Le 11 novembre dernier, à 11 heures, alors que sonnaient les cloches dans tout le pays, en écho au centenaire de l’armistice de 1918, nous célébrions à Saint-Eustache avec nos frères allemands venus de Wiesbaden, le mémorial de la Pâques du Christ. Le père Yves Trocheris, dans son éditorial du 10 novembre, écrivait : « Ces conflits aux ombres longues et gigantesques, ces conflits si terriblement meurtriers ont marqué des générations d’hommes et de femmes dans des proportions dont il est encore difficile aujourd’hui de prendre la mesure. » Il est indéniable que notre mémoire collective est marquée par ces années meurtrières qui ont ensanglanté toutes les familles de notre pays.
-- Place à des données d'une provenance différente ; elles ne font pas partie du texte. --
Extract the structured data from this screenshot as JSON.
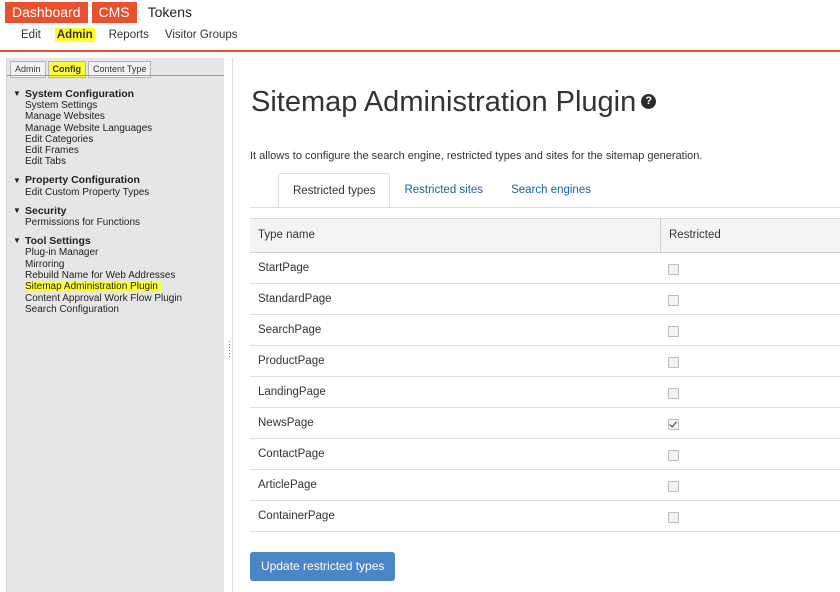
{
  "header": {
    "product_tabs": [
      {
        "label": "Dashboard",
        "active": true
      },
      {
        "label": "CMS",
        "active": true
      },
      {
        "label": "Tokens",
        "active": false
      }
    ],
    "subnav": [
      {
        "label": "Edit",
        "active": false
      },
      {
        "label": "Admin",
        "active": true
      },
      {
        "label": "Reports",
        "active": false
      },
      {
        "label": "Visitor Groups",
        "active": false
      }
    ],
    "accent_color": "#e8502f",
    "highlight_color": "#ffff24"
  },
  "sidebar": {
    "tabs": [
      {
        "label": "Admin",
        "active": false
      },
      {
        "label": "Config",
        "active": true
      },
      {
        "label": "Content Type",
        "active": false
      }
    ],
    "groups": [
      {
        "title": "System Configuration",
        "items": [
          "System Settings",
          "Manage Websites",
          "Manage Website Languages",
          "Edit Categories",
          "Edit Frames",
          "Edit Tabs"
        ]
      },
      {
        "title": "Property Configuration",
        "items": [
          "Edit Custom Property Types"
        ]
      },
      {
        "title": "Security",
        "items": [
          "Permissions for Functions"
        ]
      },
      {
        "title": "Tool Settings",
        "items": [
          "Plug-in Manager",
          "Mirroring",
          "Rebuild Name for Web Addresses",
          "Sitemap Administration Plugin",
          "Content Approval Work Flow Plugin",
          "Search Configuration"
        ]
      }
    ],
    "highlighted_item": "Sitemap Administration Plugin"
  },
  "main": {
    "title": "Sitemap Administration Plugin",
    "help_icon": "?",
    "description": "It allows to configure the search engine, restricted types and sites for the sitemap generation.",
    "tabs": [
      {
        "label": "Restricted types",
        "active": true
      },
      {
        "label": "Restricted sites",
        "active": false
      },
      {
        "label": "Search engines",
        "active": false
      }
    ],
    "columns": [
      "Type name",
      "Restricted"
    ],
    "rows": [
      {
        "type_name": "StartPage",
        "restricted": false
      },
      {
        "type_name": "StandardPage",
        "restricted": false
      },
      {
        "type_name": "SearchPage",
        "restricted": false
      },
      {
        "type_name": "ProductPage",
        "restricted": false
      },
      {
        "type_name": "LandingPage",
        "restricted": false
      },
      {
        "type_name": "NewsPage",
        "restricted": true
      },
      {
        "type_name": "ContactPage",
        "restricted": false
      },
      {
        "type_name": "ArticlePage",
        "restricted": false
      },
      {
        "type_name": "ContainerPage",
        "restricted": false
      }
    ],
    "update_button_label": "Update restricted types",
    "button_color": "#4a86c5",
    "link_color": "#1e5fb2"
  }
}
Et cette mémoire douloureuse laisse des traces dans le paysage avec ces innombrables stèles, statues de monuments aux morts… Au risque d’une emprise d’état idéologique magnifiant la vertu sacrificielle, occultant pour un temps, un regard critique sur les causes d’une telle boucherie de masse… La mémoire qu’elle soit individuelle ou collective n’est jamais pure transparence, adéquation avec nous-mêmes. Elle est comme la nuée dans la révélation biblique, entre ombre et lumière… Elle a besoin aussi d’être interprétée.
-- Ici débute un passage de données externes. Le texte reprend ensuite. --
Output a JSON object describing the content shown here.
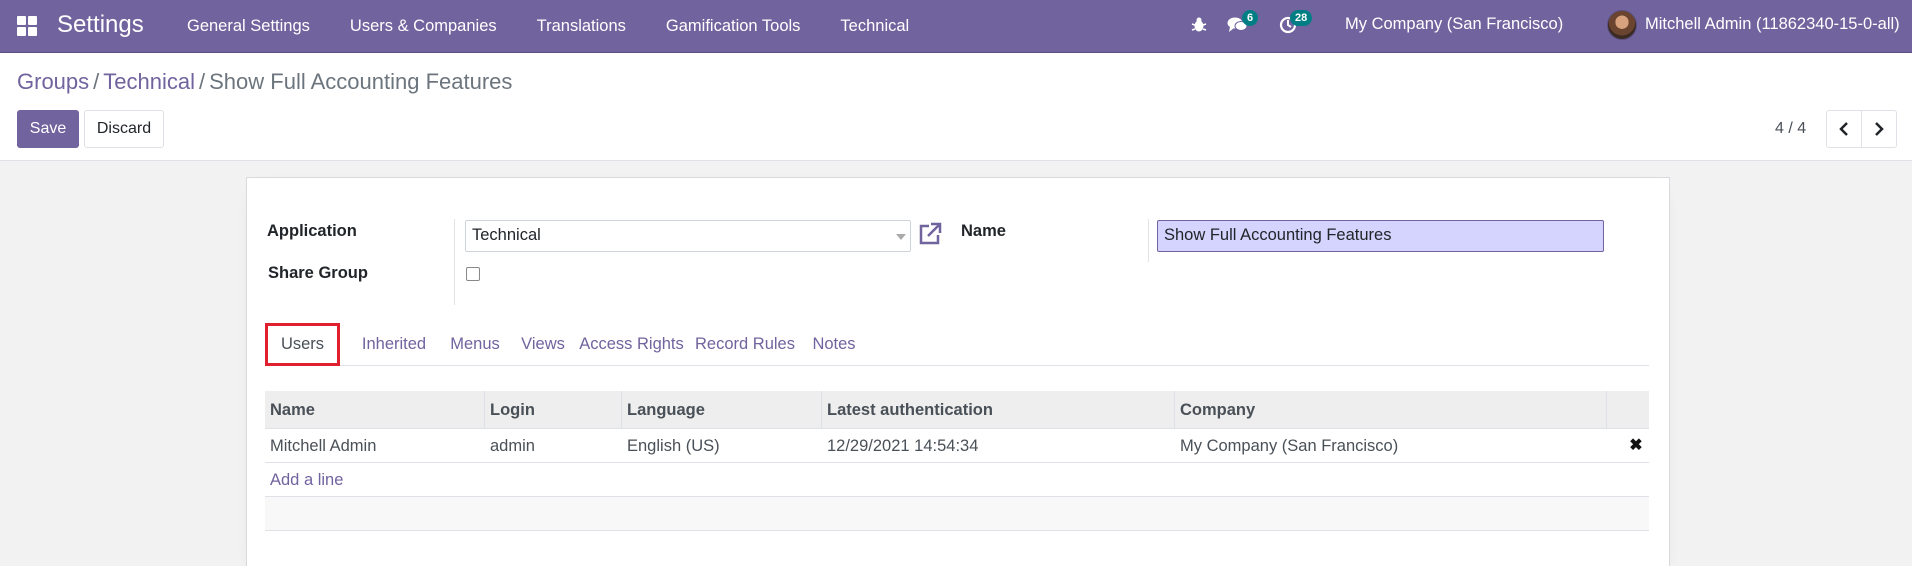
{
  "navbar": {
    "app_title": "Settings",
    "menu": [
      "General Settings",
      "Users & Companies",
      "Translations",
      "Gamification Tools",
      "Technical"
    ],
    "messages_count": "6",
    "activities_count": "28",
    "company": "My Company (San Francisco)",
    "user": "Mitchell Admin (11862340-15-0-all)",
    "colors": {
      "primary": "#71639e",
      "badge": "#017e84"
    }
  },
  "breadcrumb": {
    "groups": "Groups",
    "sep1": "/",
    "technical": "Technical",
    "sep2": "/",
    "current": "Show Full Accounting Features"
  },
  "actions": {
    "save": "Save",
    "discard": "Discard"
  },
  "pager": {
    "value": "4 / 4"
  },
  "form": {
    "application_label": "Application",
    "application_value": "Technical",
    "share_group_label": "Share Group",
    "share_group_checked": false,
    "name_label": "Name",
    "name_value": "Show Full Accounting Features"
  },
  "tabs": [
    "Users",
    "Inherited",
    "Menus",
    "Views",
    "Access Rights",
    "Record Rules",
    "Notes"
  ],
  "active_tab": "Users",
  "table": {
    "headers": [
      "Name",
      "Login",
      "Language",
      "Latest authentication",
      "Company"
    ],
    "rows": [
      [
        "Mitchell Admin",
        "admin",
        "English (US)",
        "12/29/2021 14:54:34",
        "My Company (San Francisco)"
      ]
    ],
    "add_line": "Add a line"
  }
}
Parce que le choc du sang versé a été tel, de multiples traces ont été volontairement construites et laissées à notre vue. C’est sous l’angle de l’art du vitrail que nous nous vous proposons, avec du recul, d’entrer dans cette mémoire patrimoniale. En effet, au lendemain du conflit, nombre de commandes de verrières et de vitraux ont été faites pour des églises catholiques, mais aussi pour des temples, des chapelles de cimetières, des hôpitaux, mairies, lycées et collèges, sans parler d’autres lieux collectifs comme des cinémas ou des maisons particulières. Ces vitraux honorent la mémoire des soldats disparus par des mises en scène qui rappellent le quotidien de la guerre pour mieux le transcender. Beaucoup font entrer en résonance le sacrifice du Christ avec l’horreur de tant de pertes humaines questionnant le ciel. Ces images sont comme des paroles laissées aux générations suivantes, qu’il nous faut prendre le temps d’écouter.
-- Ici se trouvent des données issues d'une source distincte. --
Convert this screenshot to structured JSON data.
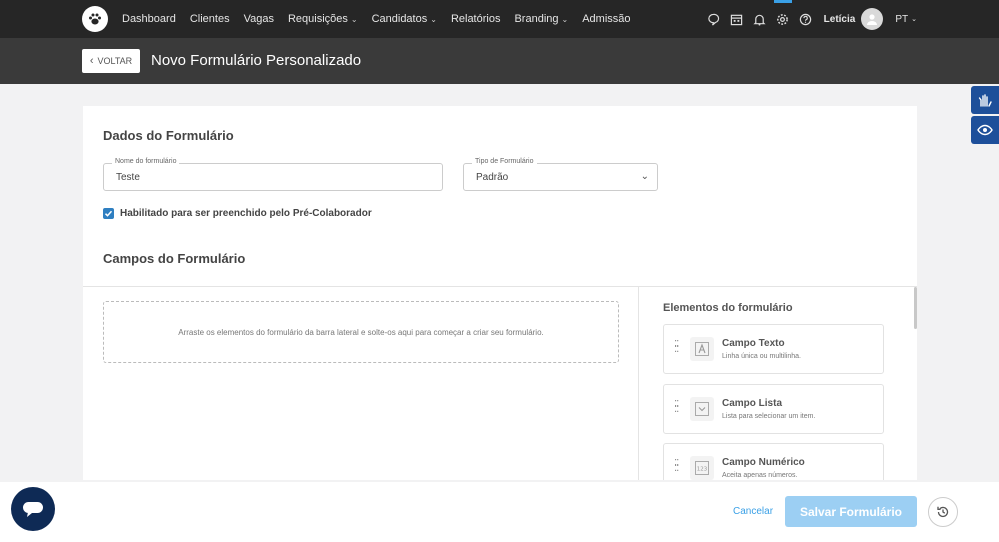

Professeur en histoire contemporaine, monsieur Jean-Claude Lescure a travaillé sur ces nombreux vitraux commémoratifs de la Première Guerre mondiale. Je vous invite à venir l’écouter mardi prochain, salle des colonnes, afin que nous continuions ce chemin d’appropriation de notre histoire collective nous appelant à être des artisans de paix.
PS : Je ne saurais oublier qu’au moment où nous publions ces informations, notre pays est entré dans une inconnue de son histoire collective. Nous voici dérangés dans nos certitudes et confort… C’est peut-être un appel à être davantage des veilleurs en ce temps d’Avent, de ce qui fonde notre citoyenneté en République. Prions les uns pour les autres afin que nous ayons le discernement pour interpréter les signes des temps que nous traversons.
Antoine Adam, prêtre de l’Oratoire, vicaire à Saint-Eustache.